To target PD-1 directly within tumors, we engineered a recombinant OVH encoding an aMPD-1 scFv (OVH-aMPD-1; Fig. 3A). The blocking ability of aMPD-1 scFv in inhibiting the interaction between PD-1 and PD-L1 was similar to the other well-known commercial antibodies (RMP1-14 and J43), and aMPD-1 scFv specifically recognized mouse PD-1 (Supplementary Fig. S8A and S8B). The recombinant viruses were verified by examining viral genes and exogenous gene expression (Fig. 3B). Further in vitro characterization of OVH-aMPD-1 revealed that the virus was equivalent to the parental OVH strain in regards to its replicative capacity (Fig. 3C) and cell killing ability (Fig. 3D) in U-2 OS cells. OVH-aMPD-1 possessed significant cell-killing activity against Hepa1-6 cells and MC38 cells (Supplementary Fig. S9). Infection of U-2 OS cells with OVH-aMPD-1 resulted in an over 1,000-fold increase in aMPD-1 scFv in the supernatant of the infected cells in a time-dependent fashion (Fig. 3E). The expression of aMPD-1 scFv was relatively higher in human cancer cells than in mouse cancer cells possibly due to the relatively low permissivity of mouse cancer cells to HSV-1 (Fig. 3F). As expression was most efficient in Hepa1-6 cells, this cell line was selected as the primary model for in vivo studies. Intratumoral administration of OVH-aMPD-1 into Hepa1-6 tumors resulted in significant aMPD-1 scFv expression in treated tumors in a time-dependent fashion (Fig. 3G). Finally, we confirmed the T-cell–stimulating property of recombinant aMPD-1 scFv purified from a virus-infected cell culture (Fig. 3H; Supplementary Fig. S10).
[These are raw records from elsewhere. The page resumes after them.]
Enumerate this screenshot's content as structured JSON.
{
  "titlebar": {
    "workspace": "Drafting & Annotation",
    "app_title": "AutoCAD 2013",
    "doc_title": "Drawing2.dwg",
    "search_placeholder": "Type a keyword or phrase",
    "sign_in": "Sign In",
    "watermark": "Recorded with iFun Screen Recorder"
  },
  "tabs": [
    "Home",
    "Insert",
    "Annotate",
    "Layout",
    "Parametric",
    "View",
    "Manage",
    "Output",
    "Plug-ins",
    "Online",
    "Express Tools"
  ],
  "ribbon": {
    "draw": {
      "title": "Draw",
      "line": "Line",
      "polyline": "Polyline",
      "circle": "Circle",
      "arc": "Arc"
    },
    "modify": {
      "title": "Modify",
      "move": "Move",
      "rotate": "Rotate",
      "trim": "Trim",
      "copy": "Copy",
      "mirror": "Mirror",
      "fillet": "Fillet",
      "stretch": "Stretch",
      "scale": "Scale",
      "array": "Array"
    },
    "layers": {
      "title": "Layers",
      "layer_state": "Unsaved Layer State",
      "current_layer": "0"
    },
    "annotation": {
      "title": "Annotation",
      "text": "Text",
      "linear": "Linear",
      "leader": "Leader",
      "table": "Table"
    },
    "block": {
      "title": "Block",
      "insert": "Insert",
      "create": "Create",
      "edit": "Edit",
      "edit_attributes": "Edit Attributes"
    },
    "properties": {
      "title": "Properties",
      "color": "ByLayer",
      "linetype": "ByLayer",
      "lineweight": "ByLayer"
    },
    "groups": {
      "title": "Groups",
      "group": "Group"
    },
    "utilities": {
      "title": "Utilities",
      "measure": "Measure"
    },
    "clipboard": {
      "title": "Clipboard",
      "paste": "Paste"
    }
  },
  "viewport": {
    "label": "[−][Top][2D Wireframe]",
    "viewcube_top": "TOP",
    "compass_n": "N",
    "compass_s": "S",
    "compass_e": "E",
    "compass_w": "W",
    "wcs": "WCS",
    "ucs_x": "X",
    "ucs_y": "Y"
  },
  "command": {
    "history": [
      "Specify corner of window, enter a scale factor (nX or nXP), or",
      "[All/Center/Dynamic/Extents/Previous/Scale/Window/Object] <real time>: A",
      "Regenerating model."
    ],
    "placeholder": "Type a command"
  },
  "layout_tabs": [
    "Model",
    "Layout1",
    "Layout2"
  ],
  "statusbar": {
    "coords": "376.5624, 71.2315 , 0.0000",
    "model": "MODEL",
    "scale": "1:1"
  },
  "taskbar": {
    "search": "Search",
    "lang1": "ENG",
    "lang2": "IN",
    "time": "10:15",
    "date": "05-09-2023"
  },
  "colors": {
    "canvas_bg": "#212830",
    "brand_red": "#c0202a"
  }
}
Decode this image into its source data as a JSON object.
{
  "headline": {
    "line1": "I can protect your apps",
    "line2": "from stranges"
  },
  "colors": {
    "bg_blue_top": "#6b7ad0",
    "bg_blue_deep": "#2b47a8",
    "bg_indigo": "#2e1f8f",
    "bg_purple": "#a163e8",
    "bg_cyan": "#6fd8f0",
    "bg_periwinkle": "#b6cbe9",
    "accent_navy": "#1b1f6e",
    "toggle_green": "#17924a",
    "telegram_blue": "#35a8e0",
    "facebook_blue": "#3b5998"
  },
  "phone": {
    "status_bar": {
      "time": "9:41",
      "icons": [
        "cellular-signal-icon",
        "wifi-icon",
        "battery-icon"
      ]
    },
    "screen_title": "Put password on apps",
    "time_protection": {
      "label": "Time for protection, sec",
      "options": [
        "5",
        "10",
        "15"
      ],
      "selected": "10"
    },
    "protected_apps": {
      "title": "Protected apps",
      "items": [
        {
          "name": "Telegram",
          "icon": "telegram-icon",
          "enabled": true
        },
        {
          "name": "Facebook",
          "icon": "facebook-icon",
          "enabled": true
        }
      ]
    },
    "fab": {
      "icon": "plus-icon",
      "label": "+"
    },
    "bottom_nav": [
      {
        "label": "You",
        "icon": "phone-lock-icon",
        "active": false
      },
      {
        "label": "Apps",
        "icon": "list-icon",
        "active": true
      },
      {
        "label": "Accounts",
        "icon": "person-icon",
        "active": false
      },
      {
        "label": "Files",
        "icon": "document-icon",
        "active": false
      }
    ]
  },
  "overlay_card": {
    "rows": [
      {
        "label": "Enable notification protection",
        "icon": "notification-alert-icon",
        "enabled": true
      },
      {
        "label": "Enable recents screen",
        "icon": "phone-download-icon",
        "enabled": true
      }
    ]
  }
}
Studies indicate that PD-1 expression by TAMs significantly inhibits phagocytosis and antitumor immunity (21), suggesting that PD-1 blockade may restore phagocytosis. We wondered whether aMPD-1 scFv derived from OVH-aMPD-1 infection could promote phagocytosis, and thus we used an in vitro phagocytosis assay to test this idea using DCs. The results revealed that the phagocytosis of cancer cells by DCs was significantly increased when cancer cells were preinfected with virus, and OVH-aMPD-1 induced much stronger phagocytosis than OVH (Fig. 3I and J; Supplementary Fig. S11A). To determine whether aMPD-1 scFv secreted from OVH-aMPD-1–infected tumor cells could prevent CD3⁺ T cells exhaustion by reversing PD-1–mediated immune inhibition, we used Hepa1-6 cells and a T-cell coculture assay. Compared with the OVH-treated supernatants, the OVH-aMPD-1–treated supernatants significantly increased the percentages of CD4⁺ and CD8⁺ T cells with upregulation of ICOS and CD69 expression (Fig. 3K and L). Compared with the OVH-treated supernatants, the OVH-aMPD-1–treated supernatants also significantly increased the IFNγ secretion of CD8⁺ T cells (Fig. 3M). These in vitro results indicated that aMPD-1 scFv expression from OVH-aMPD-1 led to an enhanced cytotoxic killing ability in T cells.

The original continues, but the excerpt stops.